Jean-Marie Vodoz

URSS

La longue transition

L'année 1984 en URSS aura bien été celle du totalitarisme achevé et tout-puissant, mais aussi une année d'attente entre un passé lourd de problèmes accumulés et un avenir encore incertain, annonciateur de changements.

Le nouveau maître

Elle est d'abord marquée par un nouvel épisode de la crise de succession ouverte par la mort de L. Brejnev en novembre 1982 — en fait un peu plus tôt par la disparition de Mikhail Souslov, faiseur de rois depuis un quart de siècle et dont l'absence a déséquilibré le rapport des forces au sommet de la hiérarchie.
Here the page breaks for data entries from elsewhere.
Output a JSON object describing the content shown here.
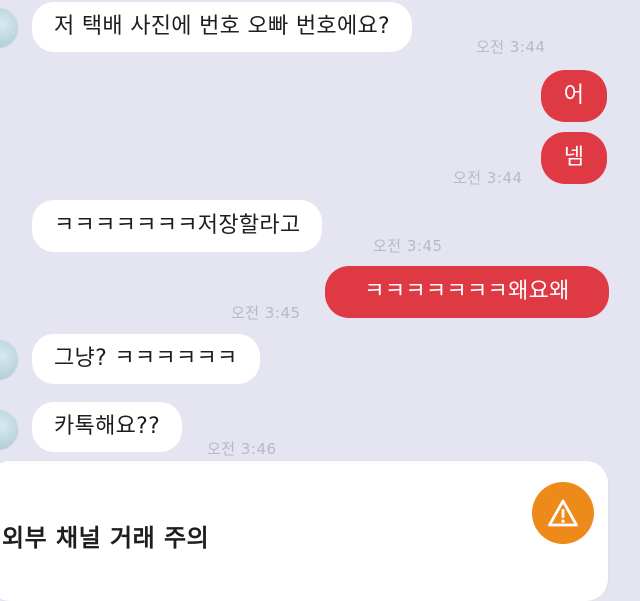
{
  "messages": [
    {
      "text": "저 택배 사진에 번호 오빠 번호에요?",
      "time": "오전 3:44"
    },
    {
      "text": "어"
    },
    {
      "text": "넴",
      "time": "오전 3:44"
    },
    {
      "text": "ㅋㅋㅋㅋㅋㅋㅋ저장할라고",
      "time": "오전 3:45"
    },
    {
      "text": "ㅋㅋㅋㅋㅋㅋㅋ왜요왜",
      "time": "오전 3:45"
    },
    {
      "text": "그냥? ㅋㅋㅋㅋㅋㅋ"
    },
    {
      "text": "카톡해요??",
      "time": "오전 3:46"
    }
  ],
  "notice": {
    "title": "외부 채널 거래 주의",
    "icon": "warning-icon",
    "icon_color": "#ee8a1a"
  },
  "colors": {
    "outgoing_bubble": "#df3a44",
    "incoming_bubble": "#ffffff",
    "background": "#e5e5f1"
  }
}
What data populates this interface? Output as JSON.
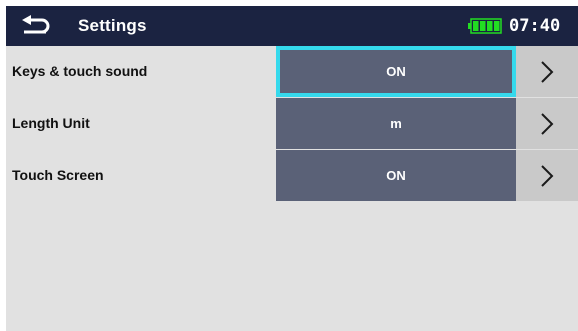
{
  "header": {
    "title": "Settings",
    "time": "07:40",
    "back_icon": "back-arrow-icon",
    "battery_icon": "battery-full-icon"
  },
  "settings": [
    {
      "label": "Keys & touch sound",
      "value": "ON",
      "selected": true
    },
    {
      "label": "Length Unit",
      "value": "m",
      "selected": false
    },
    {
      "label": "Touch Screen",
      "value": "ON",
      "selected": false
    }
  ],
  "colors": {
    "header_bg": "#1b2341",
    "value_bg": "#5a6177",
    "selection_border": "#35d9ec",
    "battery": "#22dd22",
    "screen_bg": "#e1e1e1"
  }
}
Iouri Andropov, désigné comme secrétaire général en novembre 1982, puis comme chef d'État en juin suivant, a vu son état de santé se détériorer constamment, au point de devoir renoncer à toute apparition physique à partir d'août 1983. Le 9 février 1984, il s'éteint, ce qui permet à son rival malheureux écarté quinze mois plus tôt, Constantin Tchernenko, de parvenir au pouvoir suprême.

Le 13 février, ce dernier est désigné comme secrétaire général du parti, apparemment sans opposition, la vieille garde du Politburo jugeant encore prématuré de passer la main aux membres plus jeunes de l'équipe. On apprendra quelques jours plus tard que Mikhaïl Gorbatchev, benjamin du Politburo à 53 ans, a lui aussi approuvé ce choix devant le Comité central.

Mais ce nouveau règne s'annonce dès l'abord comme éphémère et peu personnalisé. À 73 ans, Constantin Tchernenko ne peut compter que sur un mandat de quelques années tout au plus ; il souffre d'un emphysème aigu qui limite ses activités et rend tout déplacement très difficile. Même si, après une longue période d'inactivité en été, une amélioration de son état de santé à partir d'octobre lui permet de se manifester un peu plus fréquemment, il n'accomplira aucun voyage officiel en 1984, ni à l'étranger ni dans les provinces soviétiques.

En outre, son manque d'expérience des problèmes (il n'a jamais, à la différence de tous ses prédécesseurs, dirigé une grande administration d'État ou une organisation du parti dans une province ou une république, et ses rares rencontres internationales se sont presque toujours déroulées dans l'ombre de son protecteur, L. Brejnev) l'oblige à s'en remettre à d'autres pour la conduite des affaires : notamment à Andrei Gromyko pour la diplomatie et à Dimitri Oustinov pour les problèmes de défense. C'est donc plutôt une troïka formée par ces trois hommes qui tient les rênes du pouvoir.

Or, la disparition, en décembre, du maréchal Oustinov, ministre de la Défense, porte un nouveau coup à ce fragile équilibre en réduisant encore la part de la vieille garde dans un Politburo réduit à 11 membres. Désormais, seuls C. Tchernenko, A. Gromyko, ministre des Affaires étrangères depuis 27 ans, N. Tikhonov (encore chef du gouvernement à 79 ans), Victor Grichine, chef du parti à Moscou depuis 17 ans, se rattachent encore à cette catégorie à l'échelon central.

La prudence du Kremlin

Cette situation se traduit en politique intérieure par une ligne de continuité reprenant des éléments des deux règnes précédents. De L. Brejnev, on retient l'immobilisme institutionnel et le conservatisme idéologique ; de Y. Andropov, un accent plus fort mis sur la discipline du travail et la recherche de l'efficacité dans les structures existantes. Dans un discours prononcé le 10 avril, à la veille de sa nomination au poste de président du Præsidium du Soviet suprême (chef de l'État), Constantin Tchernenko se prononce contre l'« ankylose » au niveau des cadres dirigeants, mais en même temps contre leur « remplacement fréquent ». À propos de la réforme des méthodes de gestion, le nouveau secrétaire général a souhaité, le 2 mars, à la veille des élections au Soviet suprême, une « restructuration à grande échelle du mécanisme économique ». Mais cela doit aller de pair avec un « renforcement de la planification centralisée » et un combat contre le « particularisme local ».

Au total, la seule innovation enregistrée dans ce domaine au cours de l'année sera, en juillet, l'extension à 21 nouveaux ministères (sur un total d'une centaine) d'une expérience mise en route un an plus tôt par Andropov pour cinq ministères. Il s'agit d'« encourager les droits et responsabilités des entreprises » et de perfectionner les indicateurs qui rendent compte de leur activité, mais sans affaiblir leur lien avec les administrations centrales et tout particulièrement avec le comité d'État au Plan (Gosplan).